Adsorption von Wasserdampf
Die Luft ist ein Gasgemisch. Eines dieser Gase ist Wasserdampf. Die Menge an Wasserdampf, die in der Luft enthalten sein kann, ist begrenzt. Je wärmer die Luft, desto höher der Anteil des Wasserdampfes. Die relative Luftfeuchtigkeit gibt an, wie viel Prozent des maximalen Wasserdampfgehaltes die Prozessluft enthält. Da der maximale Wasserdampfgehalt mit steigender Temperatur zunimmt, fällt die relative Luftfeuchtigkeit mit steigender Temperatur und umgekehrt. Die Taupunkttemperatur wird als die Temperatur definiert, bei der die Luft mit einem maximalen Wasserdampfgehalt in der Prozessluft (100 % relative Luftfeuchtigkeit) gesättigt ist. Diese Temperatur muss bei konstantem Druck unterschritten werden, um Wasserdampf zu kondensieren. Die Taupunkttemperatur ist eine von der aktuellen Temperatur unabhängige Größe. Aus Temperatur und relativer Luftfeuchte bzw. Taupunkttemperatur lässt sich der absolute Feuchtegehalt der Luft in Gramm Wasserdampf pro Kubikmeter ausrechnen. Als technische Adsorptionsmittel dienen hochaktive hygroskopische, d.h. physikalisch wasserbindende technische Adsorptionsmittel, z.B. Kieselgel (Silikagel, SiO2), Zeolithe sowie technische Molekularsiebe. Es gibt aber auch noch andere weniger gängige Trocknungsmittel, die je nach Eigenschaften des zu trocknenden Gases ihre Anwendung in anderen Bereichen finden: Calciumsulfat, Kaliumcarbonat und Aluminiumoxid. Diese können allerdings relativ schwer wieder regeneriert werden. Da Silikagel in Bezug auf die Entzugsleistung der Wassermoleküle aus der Prozessluft und auf die Regenerierbarkeit mit Wärme (Desorption) durchaus gute physikalische reversible Eigenschaften besitzt, wird diese Variante meist auch effektiv und zielführend eingesetzt.

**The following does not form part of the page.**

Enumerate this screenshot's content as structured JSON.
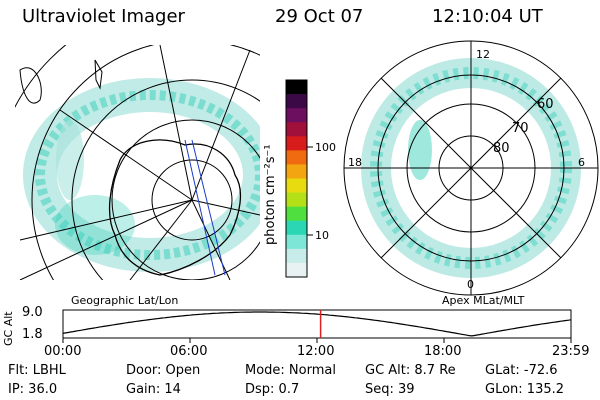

Trocknen und Filtern der Umgebungsluft
Eine seit kurzem verfügbare Lösung für extrem trockene Umgebungsluft stellt das System ULT Dry-Tec der ULT AG dar. Das neuartige modulare Systemkonzept ermöglicht das Erreichen von Taupunkttemperaturen bis zu −65 °C (Tp).
Zur ULT Dry-Tec Produktmodulserie gehören das Sorptionsmodul Dry-Tec für Adsorption und Desorption innerhalb des Systems, das Vorkühlermodul Cool-Tec V und das Nachkühlermodul Cool-Tec N. Die Vor- und Nachkühlermodule können optional mit unterschiedlichen Filterelementen entsprechender Filterklassen (G, M oder F bzw. auch H) ausgerüstet werden. So erreicht der komplette Trocknungsprozess die geforderte niedrige relative Feuchte (r. F.) und auch der Prozessluftstrom am Ein- oder Austritt der Modulanlage bleibt so nahezu partikelfrei mit positivem Einfluss auf das Verhindern von Diffusionsprozessen. Mit einem optimierten Luftführungskonzept durch das Innere der Trocknungsmodule ist ein effizienter Betrieb mit sehr geringen internen Druckverlusten möglich. Zu dem modularen Entfeuchtungskonzept gehören regelbare Ventilatoren für den Prozessluftstrom und den Regenerationsluftstrom. Optional steht eine integrierte Wärmerückgewinnung innerhalb des Desorptionskreislaufes des Regenerationsvolumenstroms zur Verfügung.